Western officials argue that Russia requires private enterprises, including Kaspersky, to hand data over to Russian intelligence with no court order. Kaspersky has in the past repeatedly denied that such laws apply to them.
“The reason is the Russian legal framework as much as it is about the activities of any one company,” said Ciaran Martin, the director of the UK’s National Cyber Security Centre. “Russian law works in a way that means — and this is overt and open source — the state can suborn antivirus companies to provide data in a way we view as harmful so we recommended they are not used in sensitive government networks.”
CyberScoop spoke with a Kaspersky spokesperson at a private event in San Francisco.
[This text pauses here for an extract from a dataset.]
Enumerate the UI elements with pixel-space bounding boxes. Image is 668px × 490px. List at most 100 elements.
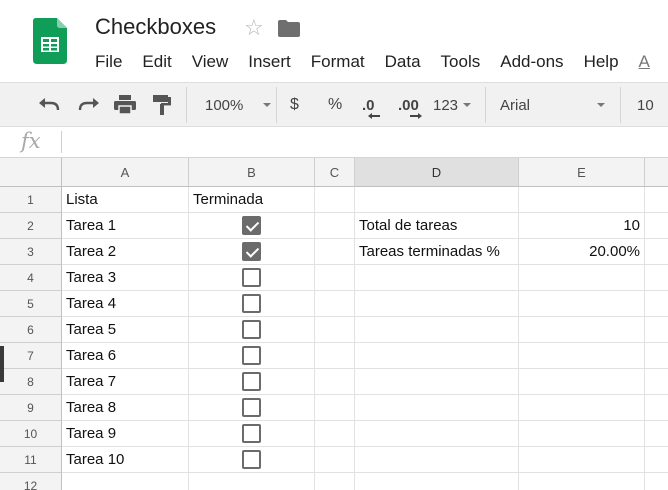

The spokesperson said the company had “no comment.” No additional response was shared with CyberScoop prior to this article’s publication.
Moscow’s tightening grip on the internet has repeatedly stoked global controversy. The encrypted messaging app Telegram was recently banned in Russia for refusing to give the Russian government the ability to read encrypted messages. Several years beforehand, Telegram CEO Pavel Durov ran VKontakte, the largest Russian-language social media network. Durov, once a celebrated Russian tech icon, was effectively exiled from his home country for publicly refusing to cooperate with Moscow’s demands for data from and control of the website. In 2014, after a lengthy struggle, Durov sold his last stake of VKontakte to allies of Russian president Vladimir Putin.
Update: Kaspersky Lab provided CyberScoop with a statement Monday afternoon that reads: “The continued actions by the U.S. government against Kaspersky Lab lack sufficient basis, have been taken without any evidence of wrongdoing by the company, and rely upon subjective, non-technical public sources, such as uncorroborated and often anonymously sourced media reports and rumors, which is why the company has challenged the validity of these actions in federal court. Kaspersky Lab welcomes calls to declassify any credible information that can shed light on the government’s concerns regarding its operations or its products as a public good, so that the company can responsively address said concerns and the general public can better understand this matter without the ongoing obfuscation.”